“Brew” Blog reports that Costco has received label application approval to sell three beers under the Kirkland brand name.
This has all kind of implications. In brief:
- Costco is a poster child for “trading up.” You go there to buy products you are brand agnostic about in bulk (often the dependable Kirkland brand), leaving you money to spend more on those you care about. At Costco or some place else.
- In case you were napping, Costco has been fighting the three-tier system, this week suffering a setback when an appeals court overturned most of a previous favorable ruling.
- It’s the largest wine retailer in the United States. I’ve always wondered what would happen if they got equally serious about beer. Yes, Costco sells beer by the case, and I can often find a New Belgium specialty beer there as well as Fat Tire. But as well as stacks of wine at $6.99-$9.99 they’ve also two islands with wine in bins. You can spend hundreds of dollars on a bottle, but the real sport is shopping in the $11-14 range. Might they make room in those bins for a few bottles of hard-to-find beer?
All good topics for a bar stool, but right now I’m considering the possibility of a side-by-side-by-side-by-side tasting.

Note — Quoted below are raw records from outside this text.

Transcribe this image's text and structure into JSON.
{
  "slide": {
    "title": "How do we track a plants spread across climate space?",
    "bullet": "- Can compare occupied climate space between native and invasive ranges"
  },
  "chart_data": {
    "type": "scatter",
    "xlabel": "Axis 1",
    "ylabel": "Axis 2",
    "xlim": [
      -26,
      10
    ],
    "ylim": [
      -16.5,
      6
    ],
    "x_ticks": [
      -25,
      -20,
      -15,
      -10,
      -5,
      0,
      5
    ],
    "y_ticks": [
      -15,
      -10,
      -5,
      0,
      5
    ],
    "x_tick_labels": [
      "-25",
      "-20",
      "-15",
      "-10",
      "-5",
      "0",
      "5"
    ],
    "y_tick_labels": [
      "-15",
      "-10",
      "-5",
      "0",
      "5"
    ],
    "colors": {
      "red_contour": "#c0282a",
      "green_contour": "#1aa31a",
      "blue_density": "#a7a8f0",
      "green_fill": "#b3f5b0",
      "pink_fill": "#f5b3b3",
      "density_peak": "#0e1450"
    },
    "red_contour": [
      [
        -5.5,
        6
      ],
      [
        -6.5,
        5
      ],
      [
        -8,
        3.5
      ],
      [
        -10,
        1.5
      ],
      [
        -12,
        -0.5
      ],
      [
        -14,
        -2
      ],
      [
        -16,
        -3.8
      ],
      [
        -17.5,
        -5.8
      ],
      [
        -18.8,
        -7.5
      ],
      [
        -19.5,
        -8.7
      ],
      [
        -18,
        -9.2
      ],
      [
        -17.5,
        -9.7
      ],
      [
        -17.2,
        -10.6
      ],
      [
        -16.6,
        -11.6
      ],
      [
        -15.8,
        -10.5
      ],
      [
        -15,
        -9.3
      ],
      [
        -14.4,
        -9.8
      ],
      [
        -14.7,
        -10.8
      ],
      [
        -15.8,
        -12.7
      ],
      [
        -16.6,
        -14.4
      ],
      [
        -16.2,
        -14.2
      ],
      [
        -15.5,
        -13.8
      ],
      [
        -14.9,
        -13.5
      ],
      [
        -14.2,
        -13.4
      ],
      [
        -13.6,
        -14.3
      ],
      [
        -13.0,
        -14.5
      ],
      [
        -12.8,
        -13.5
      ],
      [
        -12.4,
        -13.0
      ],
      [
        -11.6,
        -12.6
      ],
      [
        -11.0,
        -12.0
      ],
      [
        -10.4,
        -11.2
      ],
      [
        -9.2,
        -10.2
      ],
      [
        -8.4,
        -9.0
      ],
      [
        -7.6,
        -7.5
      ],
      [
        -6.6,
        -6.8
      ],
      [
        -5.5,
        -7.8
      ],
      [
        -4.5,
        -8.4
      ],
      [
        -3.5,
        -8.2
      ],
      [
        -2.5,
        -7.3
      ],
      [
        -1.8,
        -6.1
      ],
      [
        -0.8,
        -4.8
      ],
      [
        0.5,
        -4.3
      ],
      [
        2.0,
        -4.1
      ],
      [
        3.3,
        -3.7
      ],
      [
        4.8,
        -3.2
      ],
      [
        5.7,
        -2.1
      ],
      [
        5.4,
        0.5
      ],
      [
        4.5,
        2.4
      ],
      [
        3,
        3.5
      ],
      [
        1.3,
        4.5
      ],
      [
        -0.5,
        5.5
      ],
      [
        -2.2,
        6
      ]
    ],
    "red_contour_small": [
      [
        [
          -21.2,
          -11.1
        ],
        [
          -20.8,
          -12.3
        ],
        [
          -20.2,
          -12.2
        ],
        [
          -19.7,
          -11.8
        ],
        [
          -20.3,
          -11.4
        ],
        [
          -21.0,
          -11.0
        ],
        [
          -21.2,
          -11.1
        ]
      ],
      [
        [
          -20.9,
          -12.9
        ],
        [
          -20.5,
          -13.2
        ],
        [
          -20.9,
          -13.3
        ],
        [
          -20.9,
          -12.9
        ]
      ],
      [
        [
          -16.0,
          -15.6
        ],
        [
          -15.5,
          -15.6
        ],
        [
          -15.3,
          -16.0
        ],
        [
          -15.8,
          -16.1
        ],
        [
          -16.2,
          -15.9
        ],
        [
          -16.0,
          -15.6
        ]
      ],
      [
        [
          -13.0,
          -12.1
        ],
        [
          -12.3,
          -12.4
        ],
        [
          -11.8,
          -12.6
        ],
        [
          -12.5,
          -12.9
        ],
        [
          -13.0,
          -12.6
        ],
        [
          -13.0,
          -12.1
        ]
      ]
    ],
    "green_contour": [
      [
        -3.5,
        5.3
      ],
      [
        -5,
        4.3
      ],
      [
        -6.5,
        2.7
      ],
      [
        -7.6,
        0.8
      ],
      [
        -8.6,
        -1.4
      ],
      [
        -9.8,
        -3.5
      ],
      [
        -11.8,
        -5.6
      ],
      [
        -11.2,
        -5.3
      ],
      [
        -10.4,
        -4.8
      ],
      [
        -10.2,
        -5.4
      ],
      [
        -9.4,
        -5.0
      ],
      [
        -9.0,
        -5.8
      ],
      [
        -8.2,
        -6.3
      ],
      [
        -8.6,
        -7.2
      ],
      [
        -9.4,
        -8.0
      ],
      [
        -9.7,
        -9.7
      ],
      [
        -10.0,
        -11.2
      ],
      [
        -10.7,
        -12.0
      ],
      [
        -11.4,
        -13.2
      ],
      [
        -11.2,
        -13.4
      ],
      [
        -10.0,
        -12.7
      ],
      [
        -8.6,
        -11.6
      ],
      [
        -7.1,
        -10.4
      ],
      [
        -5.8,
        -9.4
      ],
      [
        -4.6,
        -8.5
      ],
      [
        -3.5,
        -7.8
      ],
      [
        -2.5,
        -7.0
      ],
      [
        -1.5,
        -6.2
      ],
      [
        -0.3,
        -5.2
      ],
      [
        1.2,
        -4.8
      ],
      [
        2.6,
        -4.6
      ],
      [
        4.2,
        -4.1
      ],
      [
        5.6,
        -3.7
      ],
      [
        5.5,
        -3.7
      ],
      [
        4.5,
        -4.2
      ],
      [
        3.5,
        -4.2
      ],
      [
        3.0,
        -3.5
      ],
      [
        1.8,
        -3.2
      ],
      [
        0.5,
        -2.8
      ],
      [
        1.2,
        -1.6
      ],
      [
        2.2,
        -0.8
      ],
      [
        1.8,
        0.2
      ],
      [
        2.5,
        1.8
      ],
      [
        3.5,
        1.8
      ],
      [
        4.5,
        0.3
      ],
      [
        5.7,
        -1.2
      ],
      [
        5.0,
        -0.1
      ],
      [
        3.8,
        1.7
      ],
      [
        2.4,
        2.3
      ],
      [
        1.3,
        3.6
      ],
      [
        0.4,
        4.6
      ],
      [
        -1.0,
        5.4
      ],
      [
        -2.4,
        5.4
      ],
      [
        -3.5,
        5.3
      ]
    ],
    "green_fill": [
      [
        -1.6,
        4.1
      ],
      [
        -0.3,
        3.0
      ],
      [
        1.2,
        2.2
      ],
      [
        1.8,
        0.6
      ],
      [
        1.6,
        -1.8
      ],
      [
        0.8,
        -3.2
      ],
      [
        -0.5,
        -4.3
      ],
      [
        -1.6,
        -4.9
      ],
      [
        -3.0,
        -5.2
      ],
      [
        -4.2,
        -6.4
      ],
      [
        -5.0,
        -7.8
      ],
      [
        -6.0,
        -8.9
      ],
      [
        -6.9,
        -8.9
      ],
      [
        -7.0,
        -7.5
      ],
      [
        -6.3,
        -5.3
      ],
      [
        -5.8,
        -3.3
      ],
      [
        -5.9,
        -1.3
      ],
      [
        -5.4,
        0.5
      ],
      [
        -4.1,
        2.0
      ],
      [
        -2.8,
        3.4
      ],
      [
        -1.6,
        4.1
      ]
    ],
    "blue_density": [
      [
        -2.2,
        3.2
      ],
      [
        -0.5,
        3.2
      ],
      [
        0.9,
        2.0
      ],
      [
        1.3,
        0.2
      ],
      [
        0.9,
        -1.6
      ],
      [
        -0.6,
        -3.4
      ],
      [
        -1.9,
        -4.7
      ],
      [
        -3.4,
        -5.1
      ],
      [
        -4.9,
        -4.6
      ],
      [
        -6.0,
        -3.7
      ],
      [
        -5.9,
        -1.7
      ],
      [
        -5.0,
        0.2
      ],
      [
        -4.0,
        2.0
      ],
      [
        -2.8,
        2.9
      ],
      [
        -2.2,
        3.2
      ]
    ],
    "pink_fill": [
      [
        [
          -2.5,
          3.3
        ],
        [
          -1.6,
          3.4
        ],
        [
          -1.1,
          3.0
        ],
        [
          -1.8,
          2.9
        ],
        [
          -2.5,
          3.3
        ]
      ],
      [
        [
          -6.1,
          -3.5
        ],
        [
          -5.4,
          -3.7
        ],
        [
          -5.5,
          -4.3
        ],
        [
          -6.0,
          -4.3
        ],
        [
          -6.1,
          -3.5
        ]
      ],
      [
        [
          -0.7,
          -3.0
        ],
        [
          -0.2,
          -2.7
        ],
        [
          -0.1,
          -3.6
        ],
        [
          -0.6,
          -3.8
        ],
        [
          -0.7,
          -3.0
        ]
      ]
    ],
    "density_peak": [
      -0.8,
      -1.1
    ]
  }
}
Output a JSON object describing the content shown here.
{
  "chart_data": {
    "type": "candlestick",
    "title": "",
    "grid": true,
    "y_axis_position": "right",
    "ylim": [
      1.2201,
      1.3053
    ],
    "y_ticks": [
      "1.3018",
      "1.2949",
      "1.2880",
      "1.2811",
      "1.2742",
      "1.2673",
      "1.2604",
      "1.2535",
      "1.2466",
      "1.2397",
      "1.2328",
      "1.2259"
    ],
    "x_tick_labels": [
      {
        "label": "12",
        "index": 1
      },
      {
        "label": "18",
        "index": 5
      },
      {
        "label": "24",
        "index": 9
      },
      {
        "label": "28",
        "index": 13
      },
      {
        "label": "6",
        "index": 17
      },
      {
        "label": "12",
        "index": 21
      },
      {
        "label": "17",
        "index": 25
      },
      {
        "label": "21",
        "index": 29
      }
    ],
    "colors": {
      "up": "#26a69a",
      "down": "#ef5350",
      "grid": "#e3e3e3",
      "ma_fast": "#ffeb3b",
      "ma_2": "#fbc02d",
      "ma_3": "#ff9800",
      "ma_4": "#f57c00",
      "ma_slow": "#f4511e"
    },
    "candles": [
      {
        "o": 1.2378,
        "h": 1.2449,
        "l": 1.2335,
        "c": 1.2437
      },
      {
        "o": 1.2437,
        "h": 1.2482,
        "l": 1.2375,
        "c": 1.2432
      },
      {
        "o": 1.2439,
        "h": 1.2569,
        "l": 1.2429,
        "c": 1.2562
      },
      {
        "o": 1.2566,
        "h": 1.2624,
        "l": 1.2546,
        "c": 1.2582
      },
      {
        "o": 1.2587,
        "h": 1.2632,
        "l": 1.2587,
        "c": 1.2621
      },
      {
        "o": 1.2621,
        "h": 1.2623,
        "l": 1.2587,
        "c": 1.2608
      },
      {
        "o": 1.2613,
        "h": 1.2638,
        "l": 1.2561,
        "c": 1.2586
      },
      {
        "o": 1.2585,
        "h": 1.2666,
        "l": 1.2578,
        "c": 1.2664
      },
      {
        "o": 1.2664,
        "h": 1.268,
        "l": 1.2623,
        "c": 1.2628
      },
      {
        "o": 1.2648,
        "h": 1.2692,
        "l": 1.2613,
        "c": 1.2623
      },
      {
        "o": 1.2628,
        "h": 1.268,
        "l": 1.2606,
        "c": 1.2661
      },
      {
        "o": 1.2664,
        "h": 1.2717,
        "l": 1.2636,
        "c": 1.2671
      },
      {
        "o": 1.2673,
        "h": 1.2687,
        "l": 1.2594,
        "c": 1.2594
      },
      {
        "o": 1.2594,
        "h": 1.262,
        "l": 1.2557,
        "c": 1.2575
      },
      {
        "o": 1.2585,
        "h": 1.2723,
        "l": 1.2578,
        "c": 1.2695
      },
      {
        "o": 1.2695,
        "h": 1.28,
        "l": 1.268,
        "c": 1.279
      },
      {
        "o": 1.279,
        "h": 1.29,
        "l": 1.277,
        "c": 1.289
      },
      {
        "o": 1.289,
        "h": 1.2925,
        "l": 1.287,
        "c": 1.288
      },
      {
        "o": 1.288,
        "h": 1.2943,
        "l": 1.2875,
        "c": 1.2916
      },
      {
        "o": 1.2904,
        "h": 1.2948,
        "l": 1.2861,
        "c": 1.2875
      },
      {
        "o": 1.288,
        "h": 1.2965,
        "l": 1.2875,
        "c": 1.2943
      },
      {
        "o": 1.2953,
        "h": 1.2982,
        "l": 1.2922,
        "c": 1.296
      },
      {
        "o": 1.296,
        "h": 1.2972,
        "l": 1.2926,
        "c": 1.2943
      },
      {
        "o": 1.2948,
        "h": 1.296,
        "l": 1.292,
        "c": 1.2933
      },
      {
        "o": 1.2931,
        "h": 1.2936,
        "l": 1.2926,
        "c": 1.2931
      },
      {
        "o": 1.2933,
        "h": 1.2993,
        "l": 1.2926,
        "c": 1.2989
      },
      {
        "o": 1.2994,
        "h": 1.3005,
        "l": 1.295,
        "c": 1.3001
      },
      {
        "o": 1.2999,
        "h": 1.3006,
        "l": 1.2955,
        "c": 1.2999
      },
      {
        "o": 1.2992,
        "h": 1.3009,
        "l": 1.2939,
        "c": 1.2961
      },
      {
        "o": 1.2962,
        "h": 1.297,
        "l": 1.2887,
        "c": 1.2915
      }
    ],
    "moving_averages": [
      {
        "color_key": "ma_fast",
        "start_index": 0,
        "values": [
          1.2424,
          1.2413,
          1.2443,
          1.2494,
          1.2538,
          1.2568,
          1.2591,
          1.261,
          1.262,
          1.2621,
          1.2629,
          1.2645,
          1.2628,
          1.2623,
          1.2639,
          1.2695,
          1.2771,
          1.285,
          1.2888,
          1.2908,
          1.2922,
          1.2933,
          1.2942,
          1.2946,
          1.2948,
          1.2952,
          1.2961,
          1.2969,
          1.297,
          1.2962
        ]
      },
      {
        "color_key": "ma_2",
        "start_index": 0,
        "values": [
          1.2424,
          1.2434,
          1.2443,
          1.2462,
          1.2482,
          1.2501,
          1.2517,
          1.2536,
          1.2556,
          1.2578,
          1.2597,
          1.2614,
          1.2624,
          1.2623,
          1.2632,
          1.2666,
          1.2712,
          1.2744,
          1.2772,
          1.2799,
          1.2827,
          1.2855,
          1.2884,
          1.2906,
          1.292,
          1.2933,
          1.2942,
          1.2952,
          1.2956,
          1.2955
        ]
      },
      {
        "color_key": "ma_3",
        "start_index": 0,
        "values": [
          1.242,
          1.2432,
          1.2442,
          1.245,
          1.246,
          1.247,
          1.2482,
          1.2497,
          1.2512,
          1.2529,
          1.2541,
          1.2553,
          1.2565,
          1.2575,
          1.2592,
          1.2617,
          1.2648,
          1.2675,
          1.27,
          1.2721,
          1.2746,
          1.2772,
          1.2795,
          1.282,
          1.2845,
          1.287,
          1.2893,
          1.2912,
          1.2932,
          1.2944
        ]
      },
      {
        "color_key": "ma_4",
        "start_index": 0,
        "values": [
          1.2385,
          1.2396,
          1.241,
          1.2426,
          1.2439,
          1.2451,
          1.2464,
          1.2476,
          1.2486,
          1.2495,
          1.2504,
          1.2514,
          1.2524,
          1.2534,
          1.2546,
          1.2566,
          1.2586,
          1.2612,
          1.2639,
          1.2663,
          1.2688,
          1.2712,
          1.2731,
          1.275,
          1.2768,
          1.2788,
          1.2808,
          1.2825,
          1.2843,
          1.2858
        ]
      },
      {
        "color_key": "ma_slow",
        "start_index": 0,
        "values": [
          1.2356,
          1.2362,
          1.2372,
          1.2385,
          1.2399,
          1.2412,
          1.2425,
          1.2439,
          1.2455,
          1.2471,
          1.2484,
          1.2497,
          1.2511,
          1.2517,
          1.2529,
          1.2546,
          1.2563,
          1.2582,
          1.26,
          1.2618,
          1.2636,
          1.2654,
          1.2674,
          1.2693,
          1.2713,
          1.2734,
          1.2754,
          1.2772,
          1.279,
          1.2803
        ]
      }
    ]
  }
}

Gordon Biersch in San Jose, Calif., will brew the Kirkland beers (labels indicate an amber, a pale ale and a hefeweizen). BG already brews a hefeweizen which it sells under its own name. It also brews a hefe for Trader Joe’s, and each of its brewpubs across the country has a hefe among its core beers.
So if you live someplace with all the right stores and a Gordon Biersch brewery/restaurant you could line up four beers and see what differences you taste.
Three beers from the same good home and one from one of the kids.